After the Trump administration announced plans to lay off 3,500 FDA employees, experts warned that delays in the drug development process were likely to follow, and some companies are already experiencing setbacks as they seek new approvals for drugs and clinical studies.
Others are in wait-and-see mode, according to Jacqueline Berman, partner at law firm Morgan and Lewis, who said the impact hit some drugmakers harder than others.
“If [delays] are happening, they're happening on an individual, case-by-case basis, because different teams were impacted in different ways,” Berman said.
Measuring the fallout has been challenging. But as reports of disruptions crop up, drugmakers are shifting strategies to deal with slower and reduced communications with the agency.
Hearings, communications delayed
Daré Bioscience, seeking an OK to move forward with a late-stage trial for its female sexual dysfunction treatment, was waiting on guidance from the FDA for a clinical trial, but halted the study indefinitely after two delays, the company told The Wall Street Journal earlier this month.
And last week, Vanda Pharmaceuticals sued the FDA for pushing back a hearing about its rejected gastroparesis treatment, though the company has rebuffed the agency’s reasoning for the delay.
Vanda alleged that the FDA did not follow the law when the agency issued a complete response letter for tradipitant in September, while accepting an offer for a hearing in January to be held within 120 days. The FDA has since delayed that hearing and blamed it on the layoffs, according to Vanda, which prompted the company’s lawsuit. Vanda also disagreed with the FDA’s reason for moving the hearing, stating “targeted [layoffs] are not to blame for FDA's culture of delay and closemindedness.” Instead, Vanda maintained that the agency habitually skirts timeline requirements.
The FDA recently delayed a PDUFA date for NovaVax’s COVID-19 vaccine without citing a reason.

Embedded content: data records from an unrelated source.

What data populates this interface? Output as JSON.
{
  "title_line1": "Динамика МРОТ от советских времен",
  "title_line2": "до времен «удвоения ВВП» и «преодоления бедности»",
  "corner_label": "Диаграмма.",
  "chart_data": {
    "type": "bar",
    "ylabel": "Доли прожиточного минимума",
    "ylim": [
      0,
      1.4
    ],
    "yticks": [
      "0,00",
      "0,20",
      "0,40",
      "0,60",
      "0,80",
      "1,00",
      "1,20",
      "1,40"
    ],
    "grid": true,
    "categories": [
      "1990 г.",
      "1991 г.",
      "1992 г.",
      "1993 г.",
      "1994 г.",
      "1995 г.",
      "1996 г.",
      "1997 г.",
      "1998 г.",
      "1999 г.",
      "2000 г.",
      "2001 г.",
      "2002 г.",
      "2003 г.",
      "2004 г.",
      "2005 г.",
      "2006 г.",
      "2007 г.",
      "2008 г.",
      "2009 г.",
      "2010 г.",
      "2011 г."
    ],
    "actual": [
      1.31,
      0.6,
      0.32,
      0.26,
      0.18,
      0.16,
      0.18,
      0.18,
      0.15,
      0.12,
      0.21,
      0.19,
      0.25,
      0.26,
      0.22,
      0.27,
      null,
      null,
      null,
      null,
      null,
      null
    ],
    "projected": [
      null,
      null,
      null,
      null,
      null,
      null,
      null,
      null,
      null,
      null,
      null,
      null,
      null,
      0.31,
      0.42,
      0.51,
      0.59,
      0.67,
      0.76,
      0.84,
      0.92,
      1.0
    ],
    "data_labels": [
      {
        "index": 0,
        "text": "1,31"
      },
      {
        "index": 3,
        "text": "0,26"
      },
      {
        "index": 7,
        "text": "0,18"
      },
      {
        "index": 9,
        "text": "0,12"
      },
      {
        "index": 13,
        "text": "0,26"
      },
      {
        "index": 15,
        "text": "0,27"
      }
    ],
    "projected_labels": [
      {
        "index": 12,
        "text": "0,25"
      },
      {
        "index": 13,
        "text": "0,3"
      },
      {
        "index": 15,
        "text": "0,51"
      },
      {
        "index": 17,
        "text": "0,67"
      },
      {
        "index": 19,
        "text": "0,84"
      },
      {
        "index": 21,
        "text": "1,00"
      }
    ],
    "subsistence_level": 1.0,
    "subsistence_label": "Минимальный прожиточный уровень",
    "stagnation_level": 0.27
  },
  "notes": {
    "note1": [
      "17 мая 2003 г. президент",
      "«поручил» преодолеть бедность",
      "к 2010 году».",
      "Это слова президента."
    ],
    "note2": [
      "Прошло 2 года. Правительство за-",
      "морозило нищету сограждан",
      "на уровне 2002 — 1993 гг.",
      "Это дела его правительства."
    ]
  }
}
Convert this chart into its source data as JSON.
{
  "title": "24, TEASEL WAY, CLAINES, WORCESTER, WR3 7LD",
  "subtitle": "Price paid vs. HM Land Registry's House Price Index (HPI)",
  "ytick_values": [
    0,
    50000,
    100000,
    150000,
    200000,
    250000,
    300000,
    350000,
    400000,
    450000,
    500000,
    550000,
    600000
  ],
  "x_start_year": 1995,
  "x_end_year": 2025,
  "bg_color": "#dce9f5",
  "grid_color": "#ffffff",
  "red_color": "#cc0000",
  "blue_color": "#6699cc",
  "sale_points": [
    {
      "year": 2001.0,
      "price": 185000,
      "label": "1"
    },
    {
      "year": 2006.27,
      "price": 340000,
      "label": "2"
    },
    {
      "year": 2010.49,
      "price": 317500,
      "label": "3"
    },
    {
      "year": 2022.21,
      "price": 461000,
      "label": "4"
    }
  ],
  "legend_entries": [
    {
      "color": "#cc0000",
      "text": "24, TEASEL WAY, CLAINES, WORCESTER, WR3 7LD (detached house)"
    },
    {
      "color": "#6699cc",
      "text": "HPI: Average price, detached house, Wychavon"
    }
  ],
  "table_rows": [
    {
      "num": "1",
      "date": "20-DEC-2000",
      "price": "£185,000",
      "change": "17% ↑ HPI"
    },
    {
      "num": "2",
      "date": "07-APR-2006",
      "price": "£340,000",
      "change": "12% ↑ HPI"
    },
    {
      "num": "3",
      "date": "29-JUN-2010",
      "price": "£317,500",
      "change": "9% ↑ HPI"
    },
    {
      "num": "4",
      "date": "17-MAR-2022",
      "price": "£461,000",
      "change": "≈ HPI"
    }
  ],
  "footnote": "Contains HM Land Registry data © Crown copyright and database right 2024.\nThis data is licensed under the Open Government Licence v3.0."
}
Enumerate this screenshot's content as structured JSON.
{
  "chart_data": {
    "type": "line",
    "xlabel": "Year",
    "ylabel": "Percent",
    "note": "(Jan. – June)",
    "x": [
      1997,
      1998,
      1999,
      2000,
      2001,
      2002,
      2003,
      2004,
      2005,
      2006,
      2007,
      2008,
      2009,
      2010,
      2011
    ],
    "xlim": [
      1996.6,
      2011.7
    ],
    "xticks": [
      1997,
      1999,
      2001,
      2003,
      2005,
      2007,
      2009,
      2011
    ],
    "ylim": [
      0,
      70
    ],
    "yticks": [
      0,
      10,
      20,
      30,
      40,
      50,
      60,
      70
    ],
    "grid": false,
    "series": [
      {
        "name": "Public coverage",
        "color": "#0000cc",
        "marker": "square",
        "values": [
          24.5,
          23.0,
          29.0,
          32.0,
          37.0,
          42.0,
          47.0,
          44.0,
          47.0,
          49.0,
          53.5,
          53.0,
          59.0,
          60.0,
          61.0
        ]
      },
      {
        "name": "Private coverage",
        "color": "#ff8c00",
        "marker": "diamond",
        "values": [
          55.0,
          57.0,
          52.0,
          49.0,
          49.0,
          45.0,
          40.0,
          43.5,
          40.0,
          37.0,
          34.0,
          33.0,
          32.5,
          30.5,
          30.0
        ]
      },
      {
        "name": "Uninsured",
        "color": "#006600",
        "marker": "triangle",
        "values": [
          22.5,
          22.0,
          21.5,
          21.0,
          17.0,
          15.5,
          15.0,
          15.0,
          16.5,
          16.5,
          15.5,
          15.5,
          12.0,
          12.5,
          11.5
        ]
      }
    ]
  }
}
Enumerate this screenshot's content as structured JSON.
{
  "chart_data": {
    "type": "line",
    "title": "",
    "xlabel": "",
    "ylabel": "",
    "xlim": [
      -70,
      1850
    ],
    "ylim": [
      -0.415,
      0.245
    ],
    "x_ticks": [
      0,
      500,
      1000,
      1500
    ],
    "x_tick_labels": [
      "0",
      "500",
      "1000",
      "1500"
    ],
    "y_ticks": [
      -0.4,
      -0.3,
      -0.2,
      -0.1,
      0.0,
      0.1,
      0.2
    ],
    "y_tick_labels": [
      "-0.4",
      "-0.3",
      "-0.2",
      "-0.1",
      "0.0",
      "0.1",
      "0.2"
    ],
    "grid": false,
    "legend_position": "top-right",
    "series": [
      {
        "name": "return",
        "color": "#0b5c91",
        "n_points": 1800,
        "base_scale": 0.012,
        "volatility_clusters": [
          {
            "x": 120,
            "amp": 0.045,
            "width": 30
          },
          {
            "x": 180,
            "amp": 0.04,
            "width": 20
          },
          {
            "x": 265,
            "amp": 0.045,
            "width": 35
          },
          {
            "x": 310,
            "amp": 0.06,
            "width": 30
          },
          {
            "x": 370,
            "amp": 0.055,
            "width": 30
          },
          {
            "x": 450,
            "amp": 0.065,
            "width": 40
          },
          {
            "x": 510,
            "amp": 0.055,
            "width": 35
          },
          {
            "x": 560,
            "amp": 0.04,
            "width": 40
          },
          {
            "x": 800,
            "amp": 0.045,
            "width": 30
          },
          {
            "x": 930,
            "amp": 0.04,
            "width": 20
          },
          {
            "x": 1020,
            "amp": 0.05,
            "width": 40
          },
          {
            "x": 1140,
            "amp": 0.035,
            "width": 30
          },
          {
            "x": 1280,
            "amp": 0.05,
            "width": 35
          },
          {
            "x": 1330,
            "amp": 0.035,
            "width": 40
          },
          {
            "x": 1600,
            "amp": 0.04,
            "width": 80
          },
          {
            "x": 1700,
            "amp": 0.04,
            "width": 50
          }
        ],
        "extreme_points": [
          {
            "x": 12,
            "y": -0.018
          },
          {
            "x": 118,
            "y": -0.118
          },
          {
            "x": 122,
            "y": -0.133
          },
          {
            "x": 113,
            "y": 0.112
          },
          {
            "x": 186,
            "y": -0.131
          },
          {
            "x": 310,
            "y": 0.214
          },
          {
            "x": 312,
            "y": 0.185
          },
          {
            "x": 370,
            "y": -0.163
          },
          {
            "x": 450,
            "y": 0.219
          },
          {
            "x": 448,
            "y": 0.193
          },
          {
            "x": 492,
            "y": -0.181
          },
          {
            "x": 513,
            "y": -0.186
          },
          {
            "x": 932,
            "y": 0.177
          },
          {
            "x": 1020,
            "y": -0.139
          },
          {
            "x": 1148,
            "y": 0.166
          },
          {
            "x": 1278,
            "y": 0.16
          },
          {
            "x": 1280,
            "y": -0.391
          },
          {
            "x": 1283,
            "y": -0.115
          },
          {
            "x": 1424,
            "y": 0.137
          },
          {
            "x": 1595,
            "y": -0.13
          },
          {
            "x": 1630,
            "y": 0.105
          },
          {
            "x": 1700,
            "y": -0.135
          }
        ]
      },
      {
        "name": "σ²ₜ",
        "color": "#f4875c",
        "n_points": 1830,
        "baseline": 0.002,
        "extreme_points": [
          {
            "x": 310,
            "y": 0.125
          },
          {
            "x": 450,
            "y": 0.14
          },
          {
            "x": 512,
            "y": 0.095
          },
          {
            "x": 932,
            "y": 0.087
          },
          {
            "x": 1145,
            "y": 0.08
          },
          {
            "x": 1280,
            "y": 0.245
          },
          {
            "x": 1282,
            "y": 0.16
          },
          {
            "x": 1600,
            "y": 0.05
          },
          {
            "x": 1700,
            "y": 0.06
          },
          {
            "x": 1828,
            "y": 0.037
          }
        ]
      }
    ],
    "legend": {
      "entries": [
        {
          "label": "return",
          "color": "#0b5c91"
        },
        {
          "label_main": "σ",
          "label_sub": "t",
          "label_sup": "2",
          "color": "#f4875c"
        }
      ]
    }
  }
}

NovaVax is seeking full approval for the vaccine, which is the only non-mRNA option available in the U.S. and was approved under emergency use authorization in 2022.
NovaVax said last week they received “formal communication from the FDA in the form of an information request for a postmarketing commitment to generate additional clinical data,” and the company believes the vaccine is approvable as a result of the communication, although it did not provide a new timeline for approval.